Mediterraneo
L’Egitto ha fame ma Al Sisi vuole una nuova capitale nel deserto
«Qui la gente è allo stremo. L’inflazione è al 30%, il pound ha perso metà del suo valore da un giorno all’altro», dice a Stati Generali un economista egiziano che per sicurezza chiede l’anonimato. In effetti la più grande economia del Nord Africa versa in condizioni tali da obbligare il Cairo a chiedere aiuto al Fondo Monetario Internazionale. Che lo scorso novembre ha risposto con un’iniezione di 12 miliardi di dollari. E un pacchetto di dure misure di austerità, inclusi significativi tagli ai sussidi dei prodotti energetici. Tagli che si sono tradotti nel raddoppio del prezzo delle bombole di gas (usate da milioni di egiziani per cucinare) e in rincari della benzina (anche +55%).

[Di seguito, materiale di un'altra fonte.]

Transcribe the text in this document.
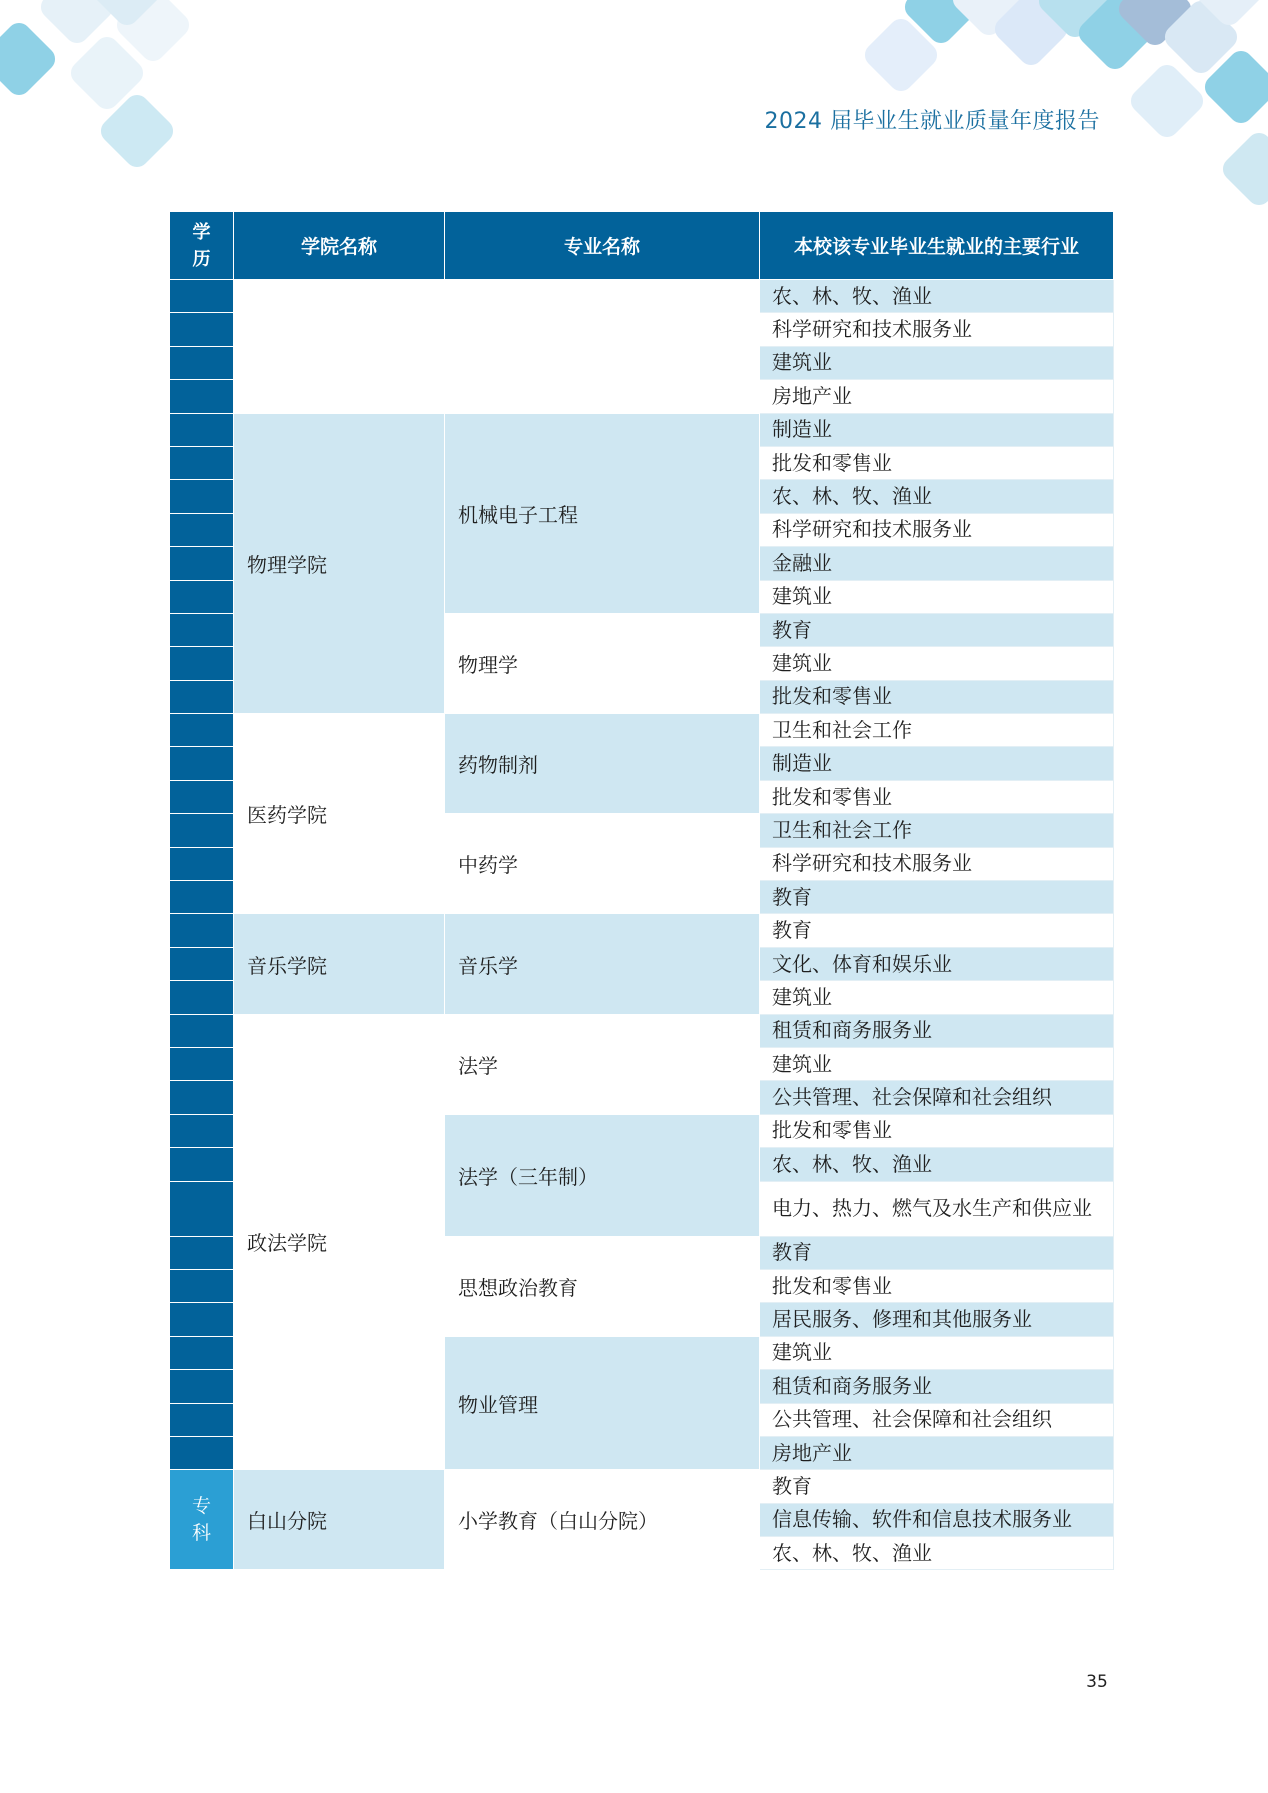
2024 届毕业生就业质量年度报告
学历	学院名称	专业名称	本校该专业毕业生就业的主要行业
			农、林、牧、渔业
			科学研究和技术服务业
			建筑业
			房地产业
	物理学院	机械电子工程	制造业
			批发和零售业
			农、林、牧、渔业
			科学研究和技术服务业
			金融业
			建筑业
		物理学	教育
			建筑业
			批发和零售业
	医药学院	药物制剂	卫生和社会工作
			制造业
			批发和零售业
		中药学	卫生和社会工作
			科学研究和技术服务业
			教育
	音乐学院	音乐学	教育
			文化、体育和娱乐业
			建筑业
	政法学院	法学	租赁和商务服务业
			建筑业
			公共管理、社会保障和社会组织
		法学（三年制）	批发和零售业
			农、林、牧、渔业
			电力、热力、燃气及水生产和供应业
		思想政治教育	教育
			批发和零售业
			居民服务、修理和其他服务业
		物业管理	建筑业
			租赁和商务服务业
			公共管理、社会保障和社会组织
			房地产业
专科	白山分院	小学教育（白山分院）	教育
			信息传输、软件和信息技术服务业
			农、林、牧、渔业
35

La situazione è grave. Il governo egiziano, però, ha altre priorità. Per esempio edificare una nuova, faraonica capitale a una quarantina di chilometri a est del Cairo. Un’oasi di cemento grande quasi quanto Singapore da creare in mezzo al deserto, tra la capitale e il mar Rosso. A un costo stimato di 45 miliardi di dollari, secondo il ministro dell’edilizia abitativa Mostafa Madbouly. «L’Egitto ha bisogno di una nuova capitale come di un buco in testa» ha dichiarato di recente al Wall Street Journal l’esperto di urbanistica David Sims. Difficile dargli torto, specie se si considera che più di un quarto degli egiziani vive sotto la soglia nazionale di povertà.

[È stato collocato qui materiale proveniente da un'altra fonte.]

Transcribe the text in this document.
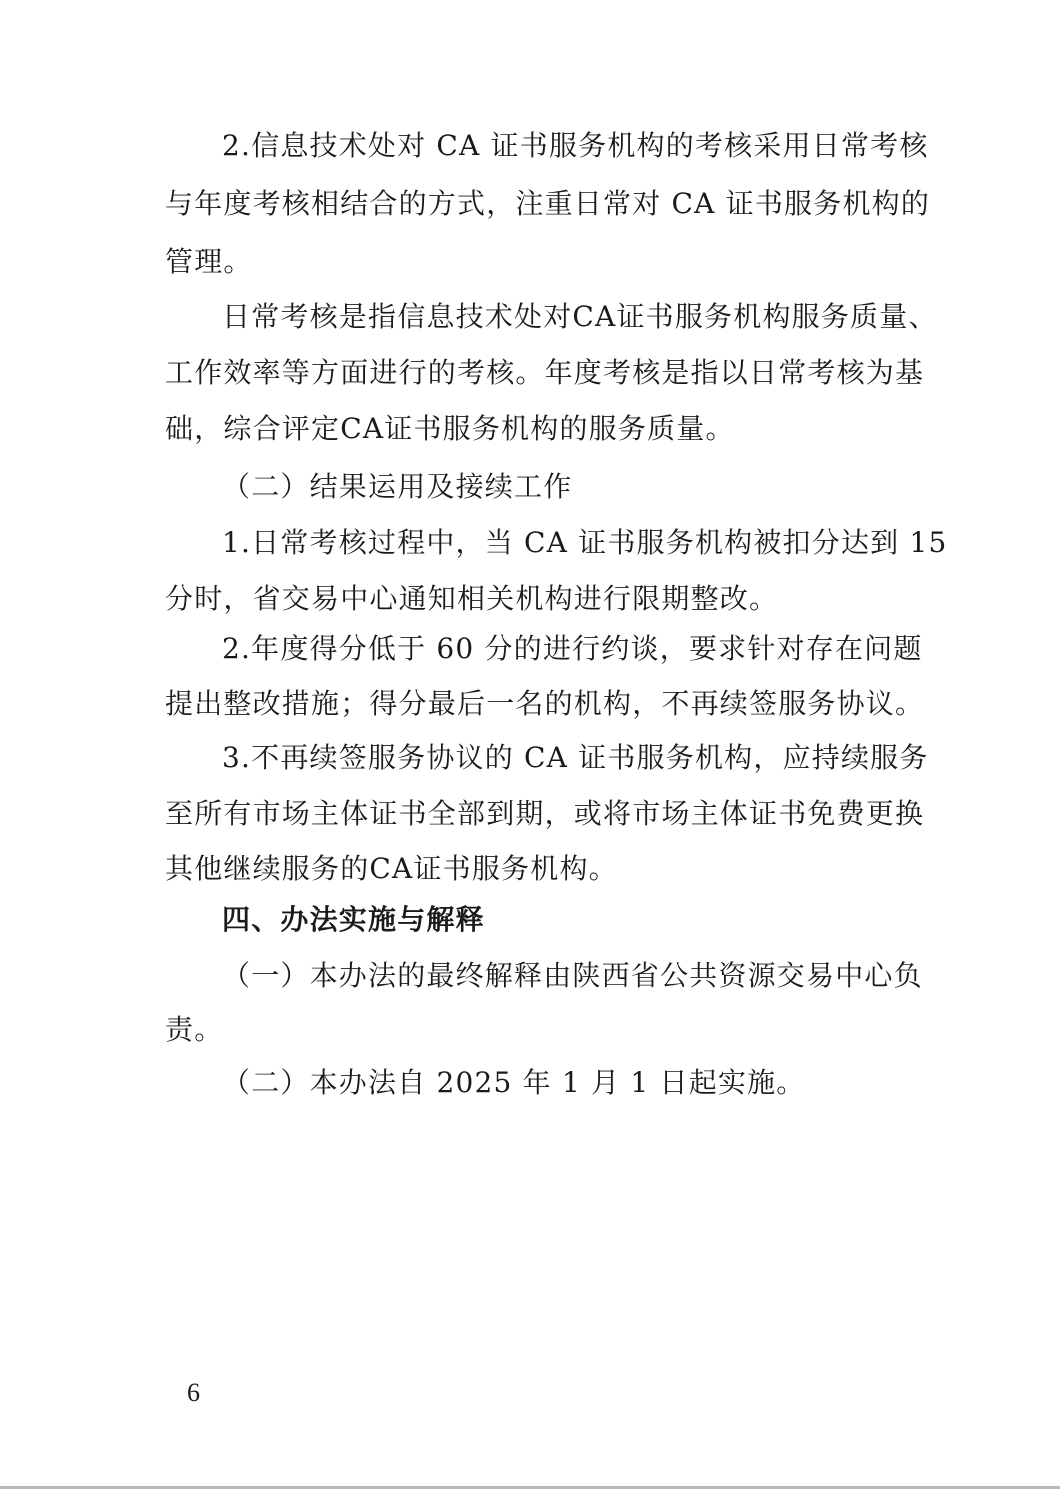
2.信息技术处对 CA 证书服务机构的考核采用日常考核
与年度考核相结合的方式，注重日常对 CA 证书服务机构的
管理。
日常考核是指信息技术处对CA证书服务机构服务质量、
工作效率等方面进行的考核。年度考核是指以日常考核为基
础，综合评定CA证书服务机构的服务质量。
（二）结果运用及接续工作
1.日常考核过程中，当 CA 证书服务机构被扣分达到 15
分时，省交易中心通知相关机构进行限期整改。
2.年度得分低于 60 分的进行约谈，要求针对存在问题
提出整改措施；得分最后一名的机构，不再续签服务协议。
3.不再续签服务协议的 CA 证书服务机构，应持续服务
至所有市场主体证书全部到期，或将市场主体证书免费更换
其他继续服务的CA证书服务机构。
四、办法实施与解释
（一）本办法的最终解释由陕西省公共资源交易中心负
责。
（二）本办法自 2025 年 1 月 1 日起实施。
6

Ancora, secondo i dati diffusi ad aprile dalla Banca centrale egiziana, nel dicembre 2016 il debito estero valeva circa il 38% del PIL (rispetto al 13,6% dell’anno precedente), mentre il debito pubblico era aumentato del 29%. E nonostante la ripresa mondiale, l’economia stenta a decollare. Ecco perché il governo sta valutando anche la privatizzazione di varie società pubbliche. La famosa argenteria di famiglia, per usare un’espressione cara agli italiani. È di qualche giorno fa, per esempio, la notizia di un piano di collocamento in borsa del 24% del colosso petrolifero ENPPI, di cui lo Stato detiene il 97% delle azioni.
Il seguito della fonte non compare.